Part of the answer, I think, is that assessing a format's suitability for long-term preservation is not a purely top-down process. Most of the software-related issues that I showed in my presentation were found by simply experimenting with actual files, encoders and characterisation tools: convert a TIFF to JP2; convert it back to TIFF; use existing metadata-extraction and characterisation tools such as ExifTool and JHOVE to analyse the in- and output files; try to understand the output of these tools; compare the output before and after the conversion, and so on. Such experiments are extremely useful for getting a feel for the strengths and weaknesses of specific software tools, and they can reveal problems that are not readily captured by pre-defined criteria. In some cases, their results may be used to refine existing criteria, or even add new ones.

Final notes on preservation criteria
Although I wouldn’t downplay the importance of preservation criteria such as those used by the LoC or TNA, I think it’s important to realise that such criteria are largely based on theoretical considerations. In most cases they are not based on any empirical data, and as a result their predictive value is largely unknown.
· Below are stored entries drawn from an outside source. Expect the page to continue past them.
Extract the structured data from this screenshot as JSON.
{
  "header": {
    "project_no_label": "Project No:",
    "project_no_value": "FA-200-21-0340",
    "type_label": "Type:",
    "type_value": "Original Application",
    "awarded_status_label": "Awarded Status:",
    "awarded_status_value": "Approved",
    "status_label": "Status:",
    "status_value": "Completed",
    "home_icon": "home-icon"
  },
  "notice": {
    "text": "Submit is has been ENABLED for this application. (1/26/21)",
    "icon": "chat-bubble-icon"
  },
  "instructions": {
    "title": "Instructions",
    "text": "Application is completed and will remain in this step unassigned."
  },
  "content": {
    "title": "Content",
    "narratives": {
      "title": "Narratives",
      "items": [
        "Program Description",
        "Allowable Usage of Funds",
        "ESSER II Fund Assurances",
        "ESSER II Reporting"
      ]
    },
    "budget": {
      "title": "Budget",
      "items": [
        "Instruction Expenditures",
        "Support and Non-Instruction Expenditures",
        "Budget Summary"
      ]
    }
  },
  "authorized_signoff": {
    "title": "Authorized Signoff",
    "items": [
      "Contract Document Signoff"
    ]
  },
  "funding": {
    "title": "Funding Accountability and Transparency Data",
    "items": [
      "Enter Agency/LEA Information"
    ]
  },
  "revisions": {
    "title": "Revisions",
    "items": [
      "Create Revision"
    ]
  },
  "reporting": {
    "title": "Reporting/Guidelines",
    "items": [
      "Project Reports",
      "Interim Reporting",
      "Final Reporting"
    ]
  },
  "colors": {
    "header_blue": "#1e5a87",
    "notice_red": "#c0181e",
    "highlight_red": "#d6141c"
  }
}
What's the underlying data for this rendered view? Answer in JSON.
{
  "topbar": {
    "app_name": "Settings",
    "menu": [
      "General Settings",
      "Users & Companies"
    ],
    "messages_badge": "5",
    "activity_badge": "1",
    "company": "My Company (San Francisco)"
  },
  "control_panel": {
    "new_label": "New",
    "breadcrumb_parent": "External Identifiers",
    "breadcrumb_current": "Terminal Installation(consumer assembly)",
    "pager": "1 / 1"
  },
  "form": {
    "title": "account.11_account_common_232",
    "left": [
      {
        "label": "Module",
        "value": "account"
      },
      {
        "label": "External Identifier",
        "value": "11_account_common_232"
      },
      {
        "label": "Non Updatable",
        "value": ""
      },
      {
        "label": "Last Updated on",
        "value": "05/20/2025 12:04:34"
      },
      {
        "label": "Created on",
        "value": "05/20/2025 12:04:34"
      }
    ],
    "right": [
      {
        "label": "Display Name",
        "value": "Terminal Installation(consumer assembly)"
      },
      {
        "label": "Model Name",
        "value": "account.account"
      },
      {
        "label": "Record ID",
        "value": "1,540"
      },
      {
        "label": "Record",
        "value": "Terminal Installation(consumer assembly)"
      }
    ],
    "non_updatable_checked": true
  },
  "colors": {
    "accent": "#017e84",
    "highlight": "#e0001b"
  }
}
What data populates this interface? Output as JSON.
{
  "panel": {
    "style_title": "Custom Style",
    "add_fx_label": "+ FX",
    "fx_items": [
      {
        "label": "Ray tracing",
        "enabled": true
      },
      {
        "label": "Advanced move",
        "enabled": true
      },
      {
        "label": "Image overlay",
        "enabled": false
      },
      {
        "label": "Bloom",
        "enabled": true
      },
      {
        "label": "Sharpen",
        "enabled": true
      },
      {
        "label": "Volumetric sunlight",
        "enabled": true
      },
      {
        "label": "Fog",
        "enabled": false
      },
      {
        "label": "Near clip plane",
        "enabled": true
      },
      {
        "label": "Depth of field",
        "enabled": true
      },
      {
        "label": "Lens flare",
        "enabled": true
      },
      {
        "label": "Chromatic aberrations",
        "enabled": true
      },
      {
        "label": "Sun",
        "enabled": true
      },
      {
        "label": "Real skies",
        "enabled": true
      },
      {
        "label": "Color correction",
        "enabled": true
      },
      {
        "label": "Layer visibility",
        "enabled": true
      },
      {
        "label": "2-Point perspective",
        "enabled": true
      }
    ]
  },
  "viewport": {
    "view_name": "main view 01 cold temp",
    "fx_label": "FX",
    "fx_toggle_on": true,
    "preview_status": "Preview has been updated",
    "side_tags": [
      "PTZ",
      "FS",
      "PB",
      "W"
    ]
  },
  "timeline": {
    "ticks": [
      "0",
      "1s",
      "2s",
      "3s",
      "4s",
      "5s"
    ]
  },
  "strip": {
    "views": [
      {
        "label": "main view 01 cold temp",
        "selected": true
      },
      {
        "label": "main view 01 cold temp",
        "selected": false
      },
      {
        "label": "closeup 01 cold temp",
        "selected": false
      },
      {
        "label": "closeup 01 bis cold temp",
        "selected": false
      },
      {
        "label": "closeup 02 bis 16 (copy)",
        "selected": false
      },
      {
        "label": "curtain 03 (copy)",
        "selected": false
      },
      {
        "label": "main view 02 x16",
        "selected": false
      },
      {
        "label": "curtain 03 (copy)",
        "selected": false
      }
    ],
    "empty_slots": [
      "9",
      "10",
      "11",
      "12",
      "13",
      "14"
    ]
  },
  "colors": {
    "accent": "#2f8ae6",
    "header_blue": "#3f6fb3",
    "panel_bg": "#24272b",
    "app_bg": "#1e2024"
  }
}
For example, an interesting blog post by David Rosenthal argues that preserving the specifications of a file format doesn’t contribute anything to practical digital preservation. According to Rosenthal, the availability of working open-source rendering software is much more important, and he explains how “formats with open source renderers are, for all practical purposes, immune from format obsolescence”.

This takes us directly to the lack of JPEG 2000-related activity in the open source community, which I also referred to in my presentation. Perhaps the best way to ensure sustainability of JPEG 2000 and the JP2 format would be to invest in a truly open JP2 software library, and release this under a free software license. This could either take the form of the development of a completely new library, or investing in the improvement and further development of an existing one, such as OpenJPEG. This would require an investment from the archival community, but the payoff may be well worth it.

Acknowledgement: this blog entry was largely inspired by an e-mail discussion that was started by Richard Clark, and in particular by a contribution to this discussion by William Kilbride.